私は基本的に一人で食事をする方が気楽で好きだが、社会生活をしていれば、どうしたって他人と食事をする場面が出てくる。
それは友人とだったり、恋人とだったり、あるいは会社関係の人間まで様々だ。
そういう機会の時は、できるだけ食事を楽しみたいし、実りある会話をしたい。その共有する時間を有意義に過ごしたいと思う。
しかしながら、私は他人と食事をするときにどうしても気になってしまうことがある。
それは、左手をきちんとお皿やお椀に添えているかどうか、だ。
食事の際に、左手を(左利きの人は右手を)机の上に出してお皿やお椀に添えることは一般的なマナーとされている。私は子供の頃、親から本当にしつこく指導された。「左手!」という母親の言葉が今でも頭の脳裏に焼き付いている。
だから、たとえそれが職場の上司であったとしても、目の前で食事をしている人間がだらーんと机の下に左手を伸ばしていたりすると、気になってしまい食事どころではなくなってしまう。
食事マナー問題はデリケートである
しかし、この問題はデリケートな問題である。なぜなら、マナーの問題であるからだ。
「食事のときって、左手を添えた方がいいですよ」と指摘したら解決するという問題ではない。
彼らの家庭では、左手を添えることなど食事のマナーではなかったのだろう。その振る舞いを何ら問題ないものだと思って食事をしている。そんな背景の人間に、「あなたの食事の仕方、間違ってますよ」と言ったらどうなるだろう。間違いなく険悪な雰囲気になる。
個人的な経験で言うと、今まで何人もの左手だらーん星人に遭遇してきたが、指摘したのは本当に親しい一部の人のみに対してだ。指摘しなかった人たちの方が圧倒的に多い。私が指摘する場合は、本当に相手のためを思って、「それはマナー違反だから、他に行ったら恥ずかしいよ」と相手のためを想って言える場合に限る。
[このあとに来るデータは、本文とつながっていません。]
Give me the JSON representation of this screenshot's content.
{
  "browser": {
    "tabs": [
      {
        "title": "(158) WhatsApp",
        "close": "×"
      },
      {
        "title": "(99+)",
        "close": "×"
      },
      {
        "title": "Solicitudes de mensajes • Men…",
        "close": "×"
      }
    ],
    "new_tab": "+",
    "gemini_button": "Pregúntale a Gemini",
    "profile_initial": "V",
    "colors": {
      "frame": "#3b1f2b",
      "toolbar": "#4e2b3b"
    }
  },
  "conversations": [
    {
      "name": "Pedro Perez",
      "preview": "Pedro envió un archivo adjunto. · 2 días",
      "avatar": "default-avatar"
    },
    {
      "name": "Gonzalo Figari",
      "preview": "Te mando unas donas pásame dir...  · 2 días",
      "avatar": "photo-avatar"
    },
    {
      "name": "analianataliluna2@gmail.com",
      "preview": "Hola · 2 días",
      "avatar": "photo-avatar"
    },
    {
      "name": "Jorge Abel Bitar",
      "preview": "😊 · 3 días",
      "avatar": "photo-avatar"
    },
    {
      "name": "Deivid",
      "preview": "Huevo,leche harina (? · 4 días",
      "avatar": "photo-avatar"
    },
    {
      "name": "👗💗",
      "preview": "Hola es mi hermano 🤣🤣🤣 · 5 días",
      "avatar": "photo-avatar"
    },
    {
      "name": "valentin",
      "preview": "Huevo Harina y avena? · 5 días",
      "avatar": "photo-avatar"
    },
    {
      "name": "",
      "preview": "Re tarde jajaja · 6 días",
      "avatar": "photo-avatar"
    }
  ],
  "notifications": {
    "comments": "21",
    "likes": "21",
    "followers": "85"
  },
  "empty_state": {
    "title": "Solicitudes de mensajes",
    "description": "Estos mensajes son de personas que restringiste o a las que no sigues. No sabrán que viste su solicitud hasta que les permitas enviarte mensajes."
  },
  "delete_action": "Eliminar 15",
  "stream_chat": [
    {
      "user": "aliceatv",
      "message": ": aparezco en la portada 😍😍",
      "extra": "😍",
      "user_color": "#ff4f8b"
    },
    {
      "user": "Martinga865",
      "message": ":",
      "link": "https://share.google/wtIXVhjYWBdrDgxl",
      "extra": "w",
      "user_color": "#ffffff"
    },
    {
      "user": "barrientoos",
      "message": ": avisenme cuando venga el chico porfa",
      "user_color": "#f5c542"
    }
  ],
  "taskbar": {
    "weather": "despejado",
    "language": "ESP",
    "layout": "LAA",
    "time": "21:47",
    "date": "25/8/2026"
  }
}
だが、そこまで関係性が熟成されていない場合(こちらの方が圧倒的に多いが)、指摘しないまま時間は過ぎていく。私は悶々としながら、味もろくに楽しめずに食事の時間を過ごすことになる。
そういった人に当たってしまった時は、指摘しても指摘しなくても、私にとっては非常に苦しい時間になってしまうのだ。
だから私は、食事のときに左手を添えない人とはできるだけ食事をしたくない。
ペチャペチャ食いも非常に不愉快
これと同様の食事マナーに、「口を開きながらペチャペチャ音をさせて食べる」という行為がある。
個人的な実感では、このマナー違反は「クチャラー」と揶揄され、徐々に市民権を得てきているように感じる。
正直言ってうんざりである。目の前でくちゃくちゃ音をさせて食べられると、食欲が完全に失せる。
「すみません、あなたの家庭ではどのようなしつけをして育てられたのですか」と親を問いただしたくなる。まさに「親の顔を見てみたい」という気持ちだ。
ペチャペチャペチャペチャペチャペチャペチャペチャよくもそんなに人を不快にさせることができるな、と思う。
行儀が悪いということをしつけてもらえなかった人たちはむしろ被害者
しかし、これらの問題の難しいところは、本人がそれを行儀が悪いと気づいていない部分にある。
前述の左手問題と同様に、きちんとした家庭であれば、子供の頃に注意を受け、矯正されていくはずである。今、それが直っていないということは、家庭でそういうしつけを受けてこなかったということだ。それは、本人に問題があるのだろうか。問題があるとすれば、親の方である。その行為を行儀が悪いと気づけない本人たちは、むしろ被害者だといえる。
我々が指摘してあげられればいいのだが、大人になって他人から間違いを指摘されるというのは、気分のいいものではない。しかも、そういった食事マナーを指摘されるというのは、相手の家庭を部分的に否定することと捉えられても仕方がない。
(こう言っている私自身にだって、気づいていないマナー違反があるかもしれない)
だからこそ、私は余計な衝突を避けるために、指摘はしない。相手がこの先どう思われようが、自分にとってそこまで重要ではないからだ。その時間だけ、私が不愉快に思うことを我慢すれば済む話である。
義務教育で食事マナーを教える必要性
この問題を考えているときに思ったのが、「義務教育では食事マナーを指導するべきでは?」ということである。
私が小中学生だった頃は、少なくとも「左手添え」や「ペチャペチャ食い」あるいは、「肘をつきながら食事」「立膝で食事」などの細かいマナーについて指導を受けた記憶はない。給食中に暴れまわったり、よほどのことがない限り、教師は注意をしなかった。
基本的に、こういったしつけは、各家庭でなされるものである。しかし今、共働きが主流になりつつある現代において、家族でゆっくり卓を囲んで食事が出来ている家庭はそれほど多くないのではないだろうか。
「孤食」という言葉さえ生まれている現代において、家庭において食事のマナーをしつける機会というのは、以前に比べ減っていることは間違いない。
「何でも学校に押し付けるな」と言われるかもしれない。しかし、私は義務教育のカリキュラムにおいて「倫理」と同等の扱いで「マナー」という授業を取り入れてほしいと思っている。行儀が悪いということを認識できない子供が、はっきり言って可哀想だ。
そうでもしなければ、家庭でそのような指導を受けられない子供たちは、一生恥をかくことになるのだから。